An Exploration of the Carr Brook - Part 2

 
A sample of sandstone from Bowden Housteads Wood

Arriving at Hastilar Road South, having followed the course of the Carr Brook from its headwater and then taken a diversion to the church of St. Theresa, I continued downstream through Carbrook Ravine Nature Reserve but I didn’t seen any rock outcrops.
 
A view west down the escarpment to the Carr Brook

The east side of the brook is bounded by an escarpment of Pennine Middle Coal Measures Formation (PMCMF) sandstone, which I explored briefly before returning to the path that runs alongside the brook and then stopping at what I thought was an old mill pond; however, I have since discovered that this first appeared on the 1939 Ordnance Survey map as a swimming pool.
 
The old swimming pool
 
On my visit the previous summer, I turned right here and followed the path up a moderately steep slope where there were occasional patches of subsoil/bedrock exposed in a few eroded places on the path. This time, I carried on to investigate a small streamlet that appeared to form part of some kind of landscaping feature above the west side of the Carr Brook valley.
 
A streamlet and rock feature

Continuing past a pile of sandstone blocks, which I thought might mark the head of a spring, the streamlet continued up to a large shallow pond, which was frozen over at the time.

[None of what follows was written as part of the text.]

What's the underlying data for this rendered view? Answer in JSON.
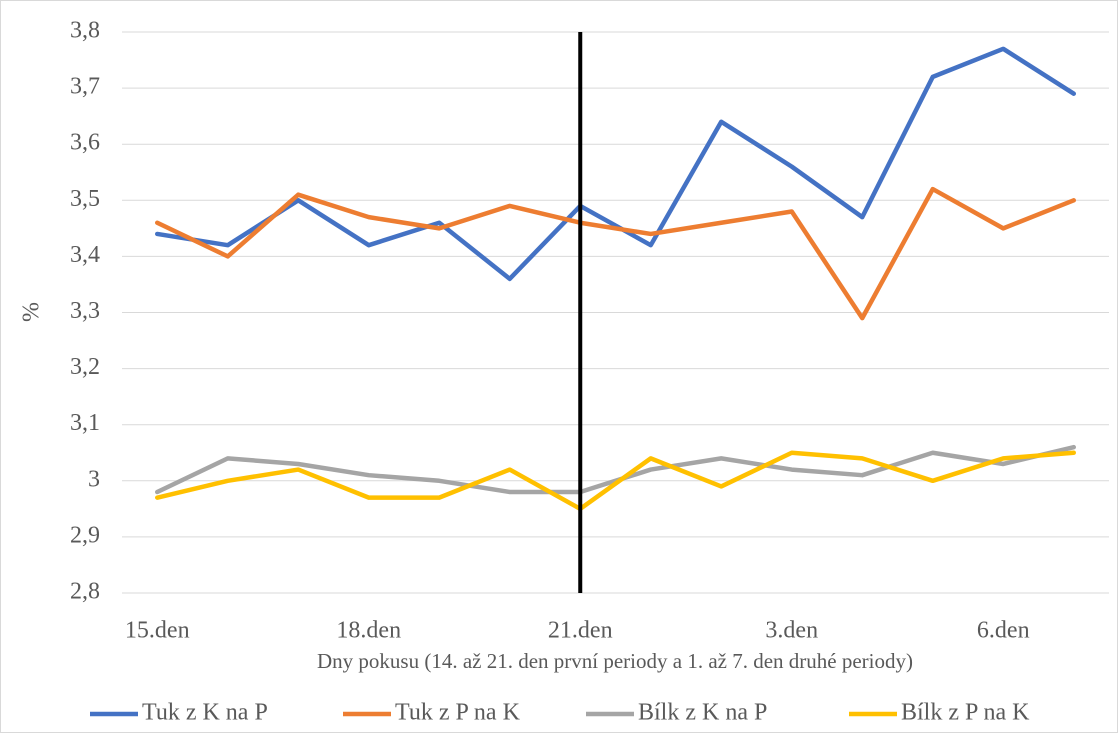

At the far end of this, another large pile of bigger sandstone blocks caught my eye, which I then went to investigate.
 
A view of the pond on Manor Playing Fields

It is on the edge of an area that the LIDAR map shows as Manor Playing Fields, which has been obviously landscaped into wide terraces, but there is no sign of any natural drainage channel leading to the Carr Brook here.
 
Rocky landscaping at Manor Playing Fields

I didn’t stay around to examine any of the Coal Measures sandstone blocks used in its construction, but I thought that it was an interesting piece of landscaping and it reminded me of places like Padley Gorge and Wyming Brook – where large blocks of stone have tumbled down the head of the valley.
 
A view east towards the Carr Brook

Making my way back down to the Carr Brook, and following the very muddy path that runs alongside its west bank, I was dismayed to see that the streambed was littered with shopping trolleys, various bikes and miscellaneous other items of rubbish.
 
Miscellaneous rubbish along the streambed

Walking north along the path, which by now was becoming increasingly difficult to navigate, I eventually came to the point where the brook enters a culvert, where it is diverted under the extensive road junction of the A57 and the Sheffield Parkway.
 
The culvert on the Carr Brook

Finding no path that traverses this junction, I headed east up the escarpment formed by a minor PMCMF sandstone, where sections through the topsoil and sub-soil are exposed and with the mudstone having weathered into yellow clay.
 
An exposure of yellow clay

Over the years, walkers have worn away the soil horizon down to the bedrock and, beneath the yellow clay in its banks and littering the path, there are numerous small thin slabs of fine grained light brown sandstone, which have become detached from the main body of the rock.
 
A view down the escarpment to the Carr Brook

Collecting a piece of this for later examination, I continued along the path to the bridge over the A57, where I stopped to take a photograph of Wincobank Hill in the distance – with the Iron Age hillfort here occupying a ridge of Silkstone Rock that, with a dip of up to 30 degrees to the south-east, has the steepest beds in the Don Monocline.